Her lips twitch just slightly. “Apparently, a woman cutting her hair is a worse offense to these people than dying it pink. I guess there’s a hierarchy of oppressive rules for female appearance, and haircuts are worse than color.”

I snort. “I’m not surprised. Okay, since you know the ropes around here, and I’ve got a knife, we’re going to make a plan and get out of here.”

Her eyes go wide. She doesn’t only have Micah’s eyes. She has his warm nature. I like her already. “I’ve thought of every possible way out of here for all these months, but I could never do it alone.”

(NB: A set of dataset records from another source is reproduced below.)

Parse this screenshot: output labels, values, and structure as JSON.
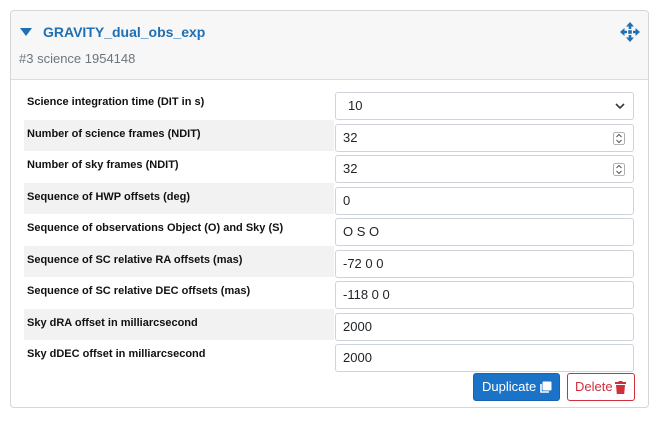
{
  "template": {
    "title": "GRAVITY_dual_obs_exp",
    "subtitle": "#3 science 1954148"
  },
  "params": [
    {
      "label": "Science integration time (DIT in s)",
      "value": "10",
      "control": "select"
    },
    {
      "label": "Number of science frames (NDIT)",
      "value": "32",
      "control": "spinner"
    },
    {
      "label": "Number of sky frames (NDIT)",
      "value": "32",
      "control": "spinner"
    },
    {
      "label": "Sequence of HWP offsets (deg)",
      "value": "0",
      "control": "text"
    },
    {
      "label": "Sequence of observations Object (O) and Sky (S)",
      "value": "O S O",
      "control": "text"
    },
    {
      "label": "Sequence of SC relative RA offsets (mas)",
      "value": "-72 0 0",
      "control": "text"
    },
    {
      "label": "Sequence of SC relative DEC offsets (mas)",
      "value": "-118 0 0",
      "control": "text"
    },
    {
      "label": "Sky dRA offset in milliarcsecond",
      "value": "2000",
      "control": "text"
    },
    {
      "label": "Sky dDEC offset in milliarcsecond",
      "value": "2000",
      "control": "text"
    }
  ],
  "actions": {
    "duplicate_label": "Duplicate",
    "delete_label": "Delete"
  },
  "colors": {
    "accent": "#1e6fb3",
    "primary_button": "#1a73c6",
    "danger": "#d0303c",
    "row_shade": "#f2f2f2"
  },
  "icons": {
    "collapse": "caret-down-icon",
    "move": "move-arrows-icon",
    "select": "chevron-down-icon",
    "spinner": "spinner-arrows-icon",
    "duplicate": "copy-icon",
    "delete": "trash-icon"
  }
}
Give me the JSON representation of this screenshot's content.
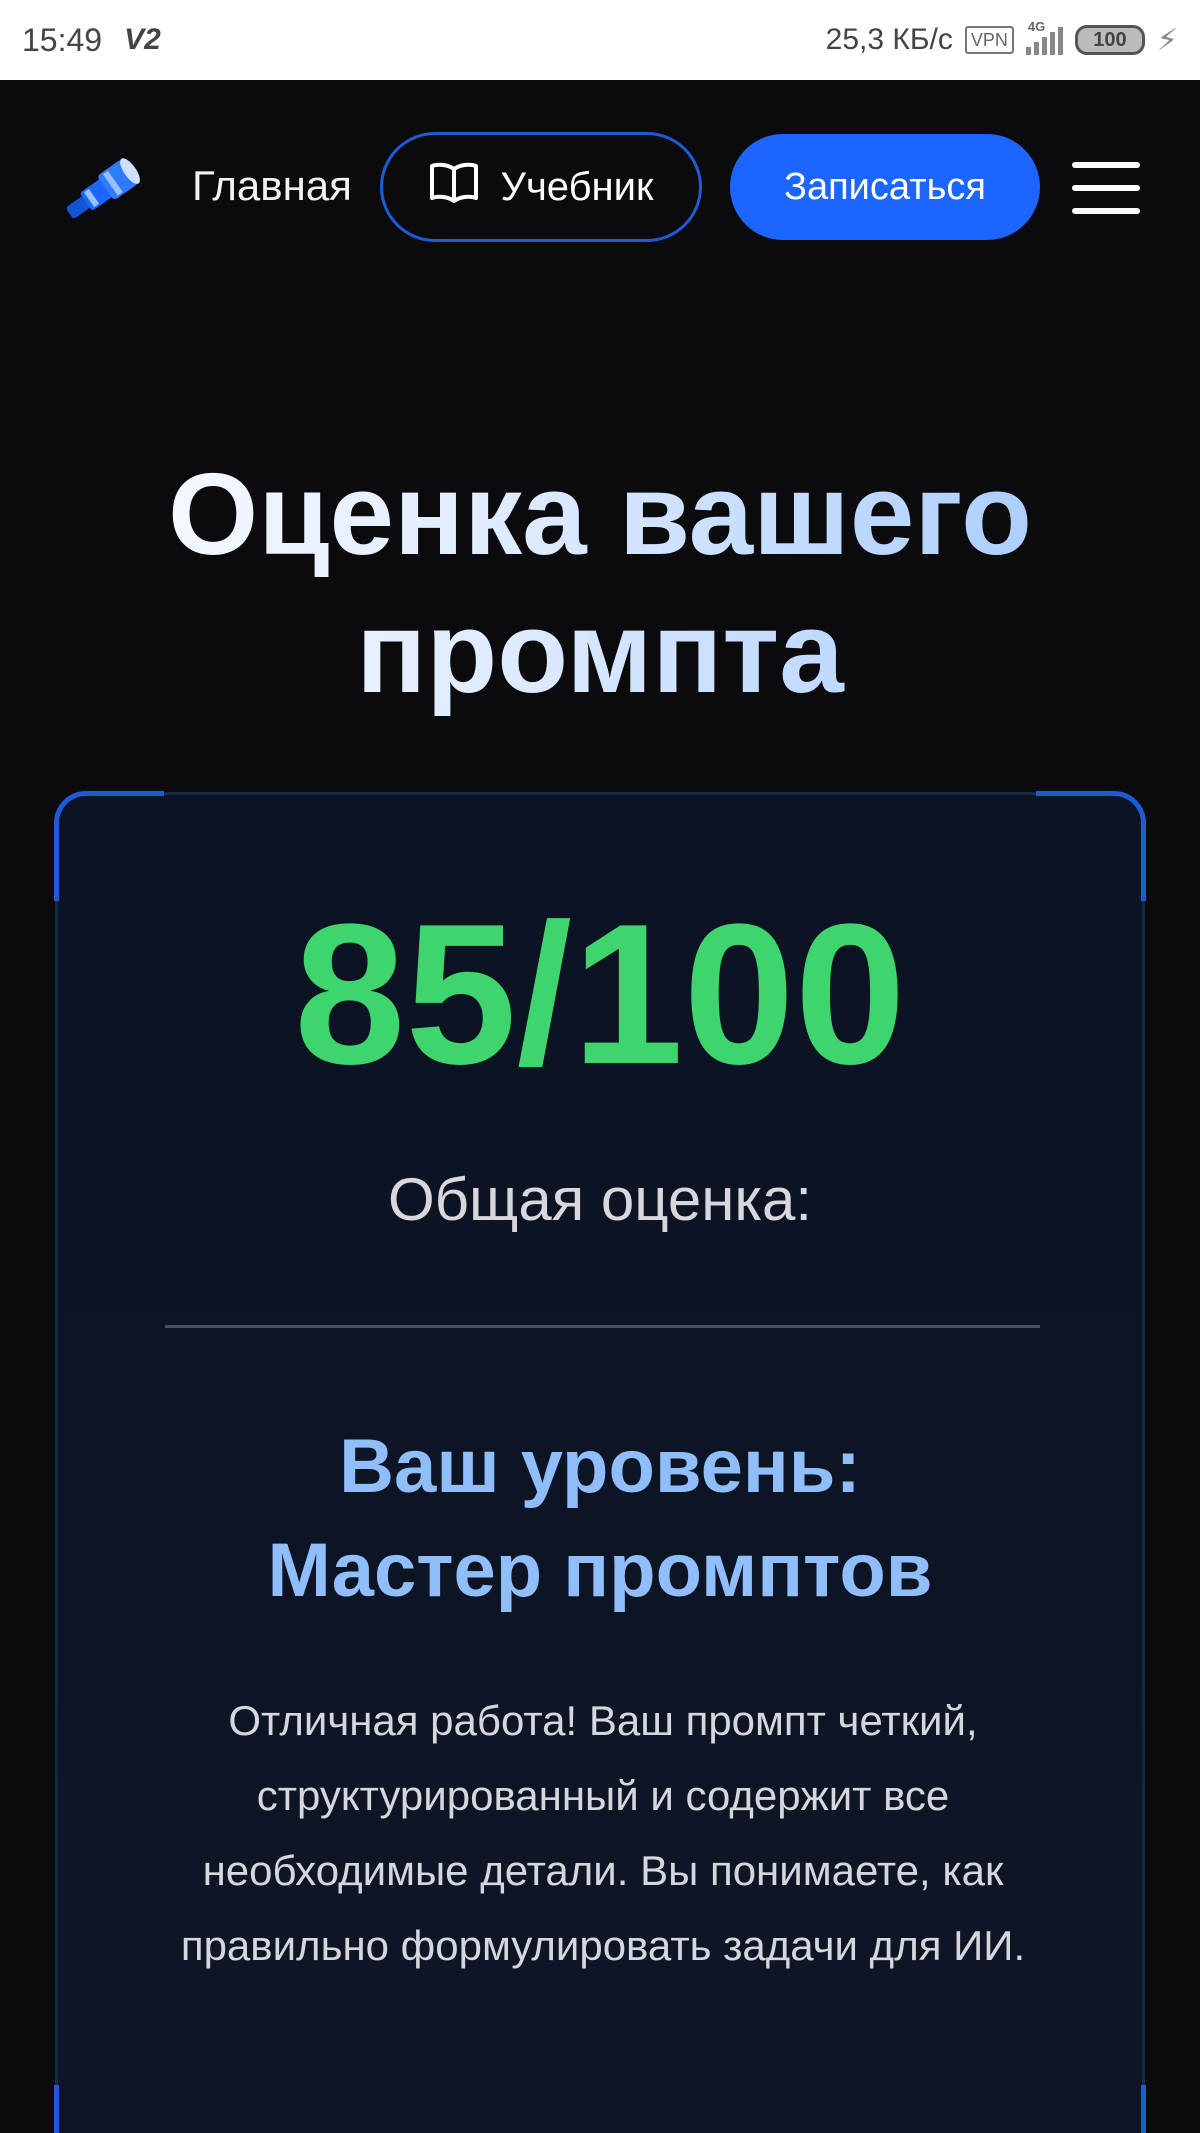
{
  "status_bar": {
    "time": "15:49",
    "carrier_icon": "V2",
    "speed": "25,3 КБ/с",
    "vpn": "VPN",
    "network": "4G",
    "battery": "100"
  },
  "header": {
    "home_label": "Главная",
    "tutorial_label": "Учебник",
    "signup_label": "Записаться",
    "icons": {
      "logo": "telescope-icon",
      "tutorial": "book-icon",
      "menu": "hamburger-menu-icon"
    }
  },
  "page": {
    "title_line1": "Оценка вашего",
    "title_line2": "промпта"
  },
  "result": {
    "score": "85/100",
    "score_value": 85,
    "score_max": 100,
    "score_label": "Общая оценка:",
    "level_line1": "Ваш уровень:",
    "level_line2": "Мастер промптов",
    "description": "Отличная работа! Ваш промпт четкий, структурированный и содержит все необходимые детали. Вы понимаете, как правильно формулировать задачи для ИИ."
  },
  "colors": {
    "accent": "#1a66ff",
    "score": "#3ed46e",
    "level": "#8fbefa",
    "background": "#0b0b0d"
  }
}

“Well, you’re not alone anymore,” I tell her. “And neither am I. So I’m telling you—we’re going to get out of here.”

23

It takesme only half of one day to confirm I’d rather be killed or seriously injured trying to escape than stay in this compound for any length of time.

The women in training aren’t physically abused—at least not that I’ve yet witnessed—but they’re forced to work all day long and controlled so vigilantly they can’t speak or sit without permission.

The worst part to me is being made to listen to several small sermons each hour and do so without scowling or talking back.

Patience is not one of my gifts. Neither is playing along to avoid conflict. If I’m stuck here for more than a day or two, I’ll for sure explode. Start screaming and knocking heads together.